Co-organized by AS4/CL2/NH1/NP3
Convener: Auguste Gires | Co-conveners: Jose Luis Salinas IllarenaECSECS, Ruud van der EntECSECS, Hannes Müller-ThomyECSECS, Lan Wang-ErlandssonECSECS, Remko Uijlenhoet, Katharina Lengfeld
| Attendance Wed, 06 May, 08:30–10:15 (CEST)

This PICO session addresses three sub-topics :

Precipitation variability: from drop scale to lot scale:
The understanding of small scale (sec – drop scale to min -km) spatio-temporal variability of precipitation is essential for larger scale studies, especially in highly heterogeneous areas (mountains, cities). Nevertheless grasping this variability remains an open challenge.
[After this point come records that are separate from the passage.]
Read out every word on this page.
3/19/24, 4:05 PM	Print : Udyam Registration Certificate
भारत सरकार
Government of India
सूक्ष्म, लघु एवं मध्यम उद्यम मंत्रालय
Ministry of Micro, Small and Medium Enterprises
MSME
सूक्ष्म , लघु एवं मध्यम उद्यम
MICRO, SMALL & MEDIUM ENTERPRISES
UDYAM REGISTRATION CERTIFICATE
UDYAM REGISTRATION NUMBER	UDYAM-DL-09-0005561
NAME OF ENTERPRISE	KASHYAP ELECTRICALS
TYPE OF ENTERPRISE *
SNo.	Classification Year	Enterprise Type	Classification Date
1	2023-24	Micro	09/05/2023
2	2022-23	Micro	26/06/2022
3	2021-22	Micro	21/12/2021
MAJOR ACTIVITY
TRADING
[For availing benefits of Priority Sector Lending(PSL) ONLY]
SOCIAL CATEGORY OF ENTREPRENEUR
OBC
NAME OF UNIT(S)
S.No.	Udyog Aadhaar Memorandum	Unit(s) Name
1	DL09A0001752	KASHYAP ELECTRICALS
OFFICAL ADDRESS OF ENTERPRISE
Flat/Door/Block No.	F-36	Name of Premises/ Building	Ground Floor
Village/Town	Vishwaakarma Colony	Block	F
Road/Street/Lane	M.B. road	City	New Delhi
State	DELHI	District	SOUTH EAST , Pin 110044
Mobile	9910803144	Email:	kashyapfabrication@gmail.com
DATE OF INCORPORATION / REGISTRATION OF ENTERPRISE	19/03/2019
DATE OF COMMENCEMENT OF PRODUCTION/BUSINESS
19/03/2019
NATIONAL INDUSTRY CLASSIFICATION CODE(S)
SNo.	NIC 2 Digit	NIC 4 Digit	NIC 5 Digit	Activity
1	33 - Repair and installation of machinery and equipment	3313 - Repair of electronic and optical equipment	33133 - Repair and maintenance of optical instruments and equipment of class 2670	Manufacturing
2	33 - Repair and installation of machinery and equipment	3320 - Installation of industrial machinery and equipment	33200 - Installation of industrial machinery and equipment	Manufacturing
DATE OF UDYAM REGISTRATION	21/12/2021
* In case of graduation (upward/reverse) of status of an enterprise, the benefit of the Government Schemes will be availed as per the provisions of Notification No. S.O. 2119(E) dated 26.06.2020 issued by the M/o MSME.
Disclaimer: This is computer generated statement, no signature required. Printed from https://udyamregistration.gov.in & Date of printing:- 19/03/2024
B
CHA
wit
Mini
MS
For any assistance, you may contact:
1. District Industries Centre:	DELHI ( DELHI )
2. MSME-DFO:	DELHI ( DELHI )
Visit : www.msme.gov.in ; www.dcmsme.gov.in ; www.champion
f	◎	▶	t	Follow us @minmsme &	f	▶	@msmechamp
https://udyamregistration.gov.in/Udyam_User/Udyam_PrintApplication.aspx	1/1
An illustration of the range of scales involved is the ratio between the effective sampling areas of point measurement devices (rain gauges and disdrometers) and weather radars, which is greater than 10^7! This session aims at bridging this scale gap and improving the understanding of small scale precipitation variability, both liquid and solid, as well as its hydro-meteorological consequences at larger scales.

Hydroclimatic and hydrometeorologic stochastics: Extremes, scales, probabilities:
The departure of statistical properties of hydrometeorological processes from the classical statistical prototype has been established. This session aims at presenting the latest developments on:
- Coupling stochastic approaches with deterministic hydrometeorological predictions;
- Stochastic-dynamic approaches;
- Variability at climatic scales and its interplay with the ergodicity of space-time probabilities;
- Linking underlying physics and scaling stochastics of hydrometeorological extremes;
- Development of parsimonious representations of probability distributions of hydrometeorological extremes over a wide range of scales and states; as well as their applications in risk analysis and hazard predictions
The session is co-sponsored by the ICSH-IAHS, former STAHY.

The atmospheric water cycle under change: feedbacks, land use, hydrological changes and implications :
Traditionally, hydrologists have always considered precipitation and temperature as input to their models and evaporation as a loss. However, more than half of the evaporation globally comes back as precipitation on land. Anthropogenic pressure through land-use changes (and greenhouse gasses) alter, not only, the local hydrology, but through atmospheric water and energy feedbacks also effect the water cycle in remote locations. This session aims to:
- investigate the remote and local atmospheric feedbacks from human interventions, based on observations and coupled modelling approaches.
- explore the implications of atmospheric feedbacks on the hydrologic cycle for land and water management (ex. changing land cover)